Unscrupulous speculators and political opportunists seized on these comments to foment a mini-crisis, according to government insiders, who asked not to be identified. Some businessmen withdrew cash to buy gold and sold for handsome profits a few days later when the local price rose to a record 1.3 million kyats per tical (16.4 grammes). Not so lucky were poorer depositors who had converted their cash to gold but lost out when prices fell back again.

"General nervousness -- domestic and international -- was an initial trigger into gold, casing the kyat to decline, but after that speculators were characteristically present," said Mr Turnell.

The fears were exacerbated by anti-government activists urging the public to withdraw their deposits and buy gold, said a government official, on condition of anonymity. A massive social media campaign, including fake Facebook accounts, was set up to manipulate the public and force a run on the banks, he said.

"Under the previous military government these speculators would have ended up in jail," said William Maung, a local financial expert. But times have changed. "What is happening now is a 'negotiated transition' to a liberal, market economy, one in which government intervention is at a minimum, and the forces of demand and supply set the prices."

Financial analysts fear that a currency crisis or a bank crash cannot be ruled out until the banks come to grips with the crushing weight of their non-performing loans (NPLs).

They say NPLs at some Myanmar banks are more than 50% of credit outstanding, and even at the big three -- KBZ, CB Bank and AYA -- the figure is around 40%. The CBM last year set a target for banks to reduce this figure to 5%, with limited progress made so far.

"The biggest problem is the banks' outstanding loans -- 99% are overdrafts -- which are rolled mover ever year, so only the interest is paid and the outstanding capital remains a liability," said Vijay Dhayal, senior consultant at New Cross Roads Asia, a boutique financial advisory and research firm in Yangon.

There could be more than $20 billion in outstanding loans, according to some financial analysts.

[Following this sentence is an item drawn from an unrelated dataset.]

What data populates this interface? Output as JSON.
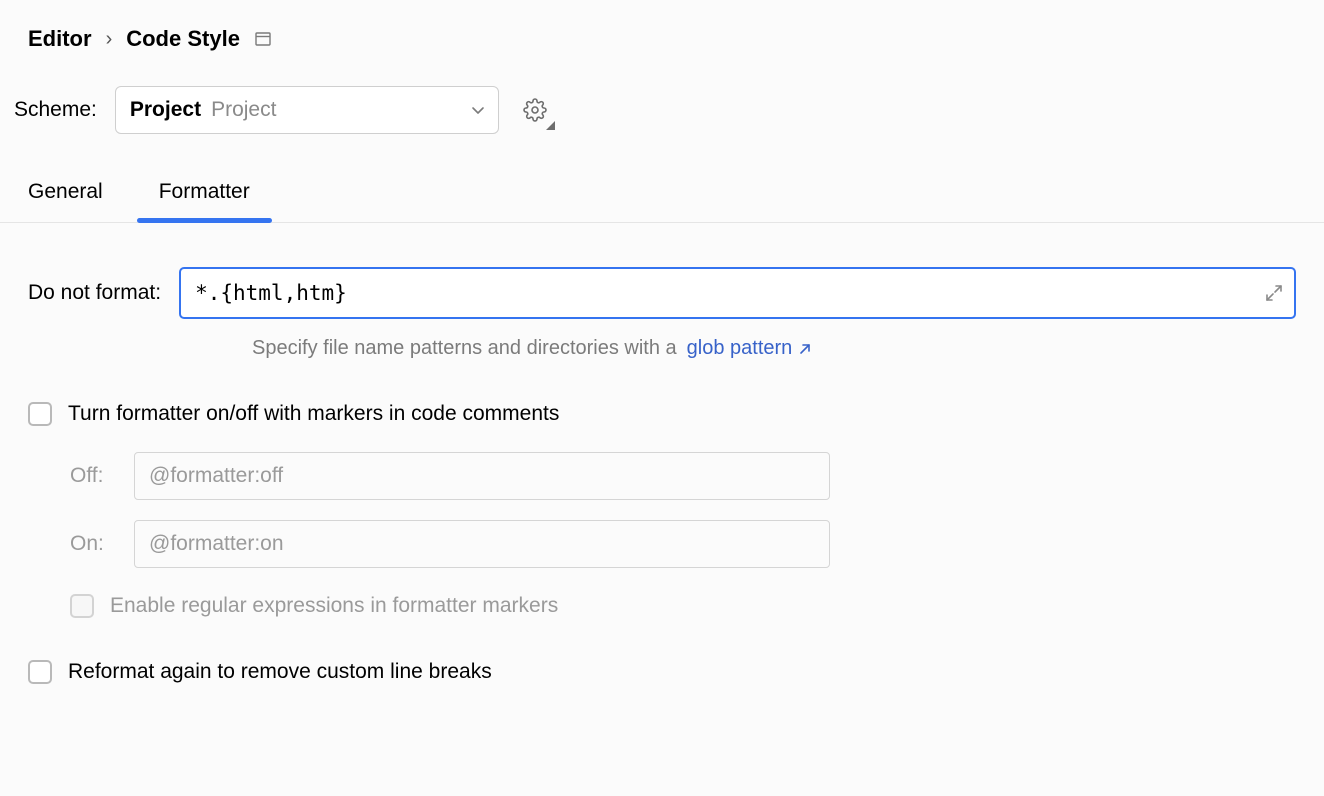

And no one has a clue whether these banks would get their money back if their debtors defaulted.

In November 2017, the CBM announced that banks can allow those with overdraft loans to turn them into three-year term loans. This was a step toward bringing regulations in line with international standards.

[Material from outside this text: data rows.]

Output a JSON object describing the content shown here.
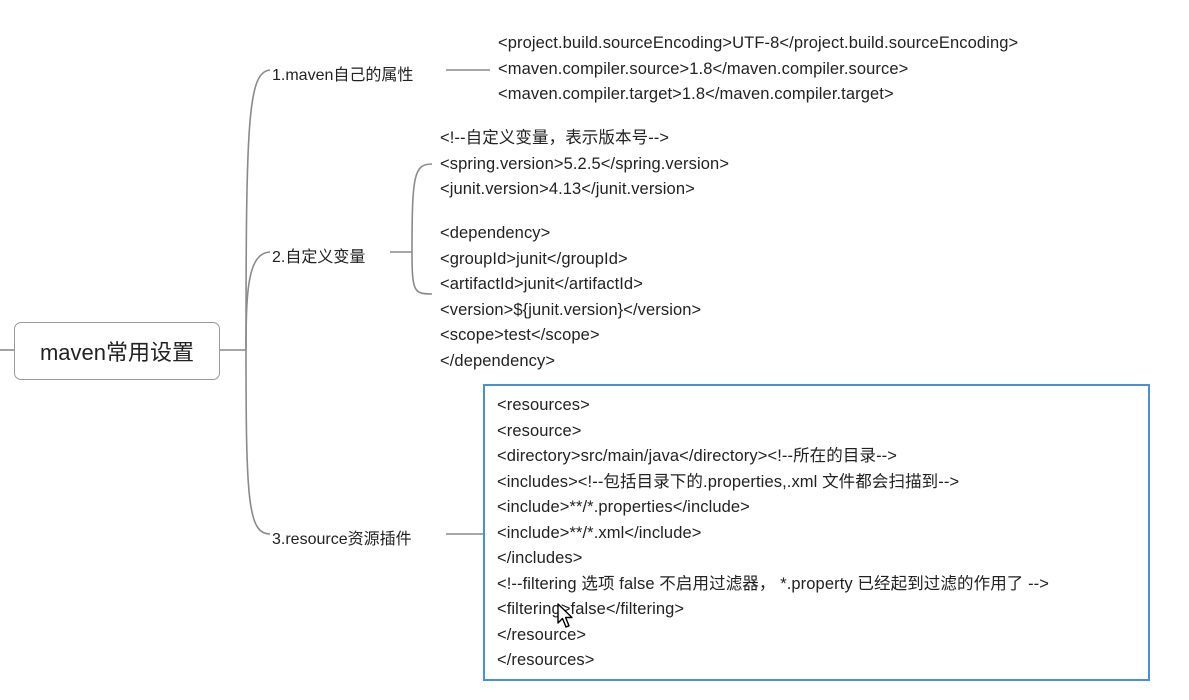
{
  "root": {
    "label": "maven常用设置"
  },
  "branches": [
    {
      "label": "1.maven自己的属性",
      "lines": [
        "<project.build.sourceEncoding>UTF-8</project.build.sourceEncoding>",
        "<maven.compiler.source>1.8</maven.compiler.source>",
        "<maven.compiler.target>1.8</maven.compiler.target>"
      ]
    },
    {
      "label": "2.自定义变量",
      "children": [
        {
          "lines": [
            "<!--自定义变量，表示版本号-->",
            "<spring.version>5.2.5</spring.version>",
            "<junit.version>4.13</junit.version>"
          ]
        },
        {
          "lines": [
            "<dependency>",
            "<groupId>junit</groupId>",
            "<artifactId>junit</artifactId>",
            "<version>${junit.version}</version>",
            "<scope>test</scope>",
            "</dependency>"
          ]
        }
      ]
    },
    {
      "label": "3.resource资源插件",
      "lines": [
        "<resources>",
        "<resource>",
        "<directory>src/main/java</directory><!--所在的目录-->",
        "<includes><!--包括目录下的.properties,.xml 文件都会扫描到-->",
        "<include>**/*.properties</include>",
        "<include>**/*.xml</include>",
        "</includes>",
        "<!--filtering 选项 false 不启用过滤器， *.property 已经起到过滤的作用了 -->",
        "<filtering>false</filtering>",
        "</resource>",
        "</resources>"
      ]
    }
  ],
  "colors": {
    "connector": "#8a8a8a",
    "root_border": "#9a9a9a",
    "selection_border": "#4a90d9"
  }
}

Mr Dhayal strongly agrees with the deputy CBM governor that businesses must repay these loans in order to restore their liquidity. "The banks need to bite the bullet and start getting this done. Name and shame the culprits, if necessary," he said.

He believes that as a lender of last resort, the CBM would have to recapitalise those banks that manage to cut their losses. It could also mean the central bank taking an equity interest and board seats at these banks.

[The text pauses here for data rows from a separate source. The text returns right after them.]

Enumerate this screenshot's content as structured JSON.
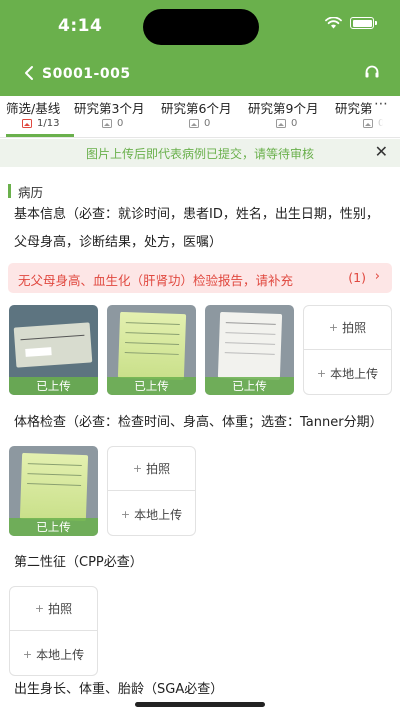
{
  "status_bar": {
    "time": "4:14"
  },
  "nav": {
    "title": "S0001-005",
    "back_icon": "chevron-left-icon",
    "support_icon": "headset-icon"
  },
  "tabs": [
    {
      "label": "筛选/基线",
      "count": "1/13",
      "active": true
    },
    {
      "label": "研究第3个月",
      "count": "0"
    },
    {
      "label": "研究第6个月",
      "count": "0"
    },
    {
      "label": "研究第9个月",
      "count": "0"
    },
    {
      "label": "研究第",
      "count": "0"
    }
  ],
  "notice": {
    "text": "图片上传后即代表病例已提交，请等待审核"
  },
  "section": {
    "title": "病历"
  },
  "basic_info": {
    "line1": "基本信息（必查：就诊时间，患者ID，姓名，出生日期，性别，",
    "line2": "父母身高，诊断结果，处方，医嘱）"
  },
  "warning": {
    "text": "无父母身高、血生化（肝肾功）检验报告，请补充",
    "count": "(1)"
  },
  "photo_status": "已上传",
  "upload": {
    "camera_label": "拍照",
    "local_label": "本地上传"
  },
  "physical_exam": {
    "title": "体格检查（必查：检查时间、身高、体重；选查：Tanner分期）"
  },
  "secondary_sex": {
    "title": "第二性征（CPP必查）"
  },
  "birth_info": {
    "title": "出生身长、体重、胎龄（SGA必查）"
  },
  "colors": {
    "brand": "#6ab04c",
    "warning": "#e0483f",
    "warning_bg": "#fde6e6",
    "notice_bg": "#eef3ec"
  }
}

Banks will be forced to become more professional and adopt more stringent lending policies, he said. This would include divesting themselves of non-essential businesses. The banks are inefficient, with poor internal structures, overstaffed, and with too many branches, he observed, pointing out that KBZ has over 100 branches in Yangon alone.

Mr Turnell agrees that NPLs are at the heart of the longer-term challenge for the banks. "They need to change the business model they grew up with under the years of military rule, and become proper banks, making genuinely economic decisions about lending and not punts on politics or connections," he said.

"But the transformation is already under way, as part of a mandatory and supervised programme under the authority of the central bank.

"There will be bumps, but they can be surmounted. Many countries have been through what Myanmar is facing now. We have the lessons of these experiences, and the right people in place to achieve this."